The reason bees can move across water is surprisingly simple. The undersides of their wings quickly become wet and can no longer generate lift, but the flight motor keeps firing, creating a hydrofoil-like effect. That force generates waves behind the bee that propels it forward.

The study suggests this little-known behavior may help bees survive encounters with water while foraging.

Headshot of Zachary Huang.
Zachary Huang is an associate professor at MSU's College of Agriculture and Natural Resources.

“We found that bees don’t just move randomly when they’re on water,” said Zachary Huang, associate professor in the MSU Department of Entomology and co-author of the study. “They actually orient toward darker areas, which probably represent land, vegetation or the edge of a pool. That behavior increases their chance of getting out.”

To test this behavior, researchers placed individual bees in a shallow bowl of water with a dark section along the edge. Most bees consistently moved toward the dark area rather than randomly around the bowl, showing a clear directional preference known as skototaxis, which is the tendency to move toward darker visual cues.

“Swimming toward those cues may help bees find a place to climb out and dry their wings so they can fly again,” Huang said.

The researchers also tested whether exposure to thiamethoxam, a commonly used insecticide, affected bees’ ability to navigate while on the water.

Bees exposed to the insecticide no longer showed a preference for dark areas. Instead, they moved randomly around the water surface and took longer routes to reach the edge.

Further analysis showed the exposed bees made significantly more turns while moving across the water, suggesting reduced motor control rather than a loss of visual orientation.

“These bees eventually reached the edge, but not toward the dark section and their movement was much less efficient,” Huang said. “The results suggest insecticides may interfere with the motor coordination needed for this behavior.”

The study also examined mason bees, a solitary bee species. Both male and female mason bees showed an even stronger preference for dark areas than honeybees, and female mason bees reached the edge faster and traveled shorter distances.

The findings suggest the ability to move across water and orient toward darker escape routes may have evolved before bees developed complex societies.

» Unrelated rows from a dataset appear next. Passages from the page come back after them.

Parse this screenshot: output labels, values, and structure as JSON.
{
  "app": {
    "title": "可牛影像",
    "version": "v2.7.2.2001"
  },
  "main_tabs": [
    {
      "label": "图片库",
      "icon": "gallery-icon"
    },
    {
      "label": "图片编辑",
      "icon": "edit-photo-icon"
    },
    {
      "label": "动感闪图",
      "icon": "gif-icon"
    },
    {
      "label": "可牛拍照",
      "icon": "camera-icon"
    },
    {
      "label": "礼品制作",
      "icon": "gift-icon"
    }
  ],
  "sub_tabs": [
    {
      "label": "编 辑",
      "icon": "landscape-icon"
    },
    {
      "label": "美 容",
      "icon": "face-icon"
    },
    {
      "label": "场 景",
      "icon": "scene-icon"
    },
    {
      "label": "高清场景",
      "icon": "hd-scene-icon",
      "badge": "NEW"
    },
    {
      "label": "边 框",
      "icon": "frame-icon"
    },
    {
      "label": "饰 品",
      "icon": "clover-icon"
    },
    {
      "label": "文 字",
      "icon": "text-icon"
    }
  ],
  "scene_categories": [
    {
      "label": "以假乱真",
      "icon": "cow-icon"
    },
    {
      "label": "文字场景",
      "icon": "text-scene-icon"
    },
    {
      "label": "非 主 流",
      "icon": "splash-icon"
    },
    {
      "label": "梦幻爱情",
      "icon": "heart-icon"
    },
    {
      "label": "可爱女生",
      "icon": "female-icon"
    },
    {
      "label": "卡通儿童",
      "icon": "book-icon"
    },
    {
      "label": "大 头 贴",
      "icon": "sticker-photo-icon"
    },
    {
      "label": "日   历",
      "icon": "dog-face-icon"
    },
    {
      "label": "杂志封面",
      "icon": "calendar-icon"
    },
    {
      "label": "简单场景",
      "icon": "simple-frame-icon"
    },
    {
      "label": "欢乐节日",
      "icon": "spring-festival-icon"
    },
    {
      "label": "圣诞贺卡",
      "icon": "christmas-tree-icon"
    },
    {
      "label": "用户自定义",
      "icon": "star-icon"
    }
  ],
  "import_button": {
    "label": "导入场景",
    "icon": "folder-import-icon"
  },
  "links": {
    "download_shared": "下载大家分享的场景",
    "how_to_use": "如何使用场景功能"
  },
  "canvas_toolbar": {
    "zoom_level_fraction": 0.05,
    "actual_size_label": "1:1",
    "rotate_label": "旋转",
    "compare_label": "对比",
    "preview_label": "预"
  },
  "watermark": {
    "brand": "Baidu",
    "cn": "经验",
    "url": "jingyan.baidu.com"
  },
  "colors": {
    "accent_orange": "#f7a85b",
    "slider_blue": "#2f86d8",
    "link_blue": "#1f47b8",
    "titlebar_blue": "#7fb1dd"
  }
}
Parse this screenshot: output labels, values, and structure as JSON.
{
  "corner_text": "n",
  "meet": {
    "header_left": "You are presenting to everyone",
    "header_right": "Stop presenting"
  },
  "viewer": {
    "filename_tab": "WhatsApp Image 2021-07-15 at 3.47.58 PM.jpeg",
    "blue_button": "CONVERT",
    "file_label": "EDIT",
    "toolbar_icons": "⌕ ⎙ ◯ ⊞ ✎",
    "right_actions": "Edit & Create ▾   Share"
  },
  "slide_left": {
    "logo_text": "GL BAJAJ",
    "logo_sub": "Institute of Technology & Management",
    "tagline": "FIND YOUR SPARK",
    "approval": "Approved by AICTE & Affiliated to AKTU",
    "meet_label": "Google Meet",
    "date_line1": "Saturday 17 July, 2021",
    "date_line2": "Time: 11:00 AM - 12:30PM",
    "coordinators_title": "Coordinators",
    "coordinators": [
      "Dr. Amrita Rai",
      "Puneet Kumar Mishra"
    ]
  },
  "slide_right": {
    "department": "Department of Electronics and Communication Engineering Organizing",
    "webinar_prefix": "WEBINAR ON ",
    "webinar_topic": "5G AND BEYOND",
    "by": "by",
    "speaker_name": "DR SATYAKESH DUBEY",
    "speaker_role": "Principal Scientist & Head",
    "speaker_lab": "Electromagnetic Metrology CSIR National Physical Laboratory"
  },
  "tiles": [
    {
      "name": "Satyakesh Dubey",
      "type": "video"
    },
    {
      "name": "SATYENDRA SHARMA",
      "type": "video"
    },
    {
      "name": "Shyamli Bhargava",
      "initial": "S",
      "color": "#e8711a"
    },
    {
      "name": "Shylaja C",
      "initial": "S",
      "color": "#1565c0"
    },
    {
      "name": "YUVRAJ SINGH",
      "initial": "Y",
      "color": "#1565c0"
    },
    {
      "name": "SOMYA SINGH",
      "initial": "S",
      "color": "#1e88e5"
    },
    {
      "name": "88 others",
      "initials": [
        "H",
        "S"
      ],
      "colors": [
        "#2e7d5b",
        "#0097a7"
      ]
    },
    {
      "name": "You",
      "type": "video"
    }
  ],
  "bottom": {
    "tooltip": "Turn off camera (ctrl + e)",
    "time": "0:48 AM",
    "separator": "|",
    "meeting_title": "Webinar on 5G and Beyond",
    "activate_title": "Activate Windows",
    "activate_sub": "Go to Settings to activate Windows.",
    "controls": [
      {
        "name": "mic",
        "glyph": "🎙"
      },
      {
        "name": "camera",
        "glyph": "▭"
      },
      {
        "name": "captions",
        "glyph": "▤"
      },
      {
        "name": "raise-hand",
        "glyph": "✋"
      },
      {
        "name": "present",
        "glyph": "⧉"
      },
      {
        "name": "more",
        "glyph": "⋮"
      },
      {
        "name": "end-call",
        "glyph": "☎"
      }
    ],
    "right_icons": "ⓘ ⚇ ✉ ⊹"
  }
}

In the wild, bees encounter water more often than people might expect. Some collect water to help regulate hive temperature, while others may accidentally land on water while flying over lakes, ponds or irrigation systems.

The ability to propel themselves toward the shoreline could help these bees survive these encounters.

“Even though only a small fraction of workers collect water, the ability to escape when they fall in could still benefit the colony,” Huang said.

The researchers say the work also highlights how pesticides can affect new bee behaviors that are not studied.

“Most pesticide research focuses on foraging or learning,” Huang said. “But bees perform many behaviors in the real world that we don’t often measure. This study shows that even something unusual like swimming can be disrupted.”

This study was recently published in Communications Biology with co-authors Fang Liu and Wenfeng Li of the Institute of Zoology at the Guangdong Academy of Sciences.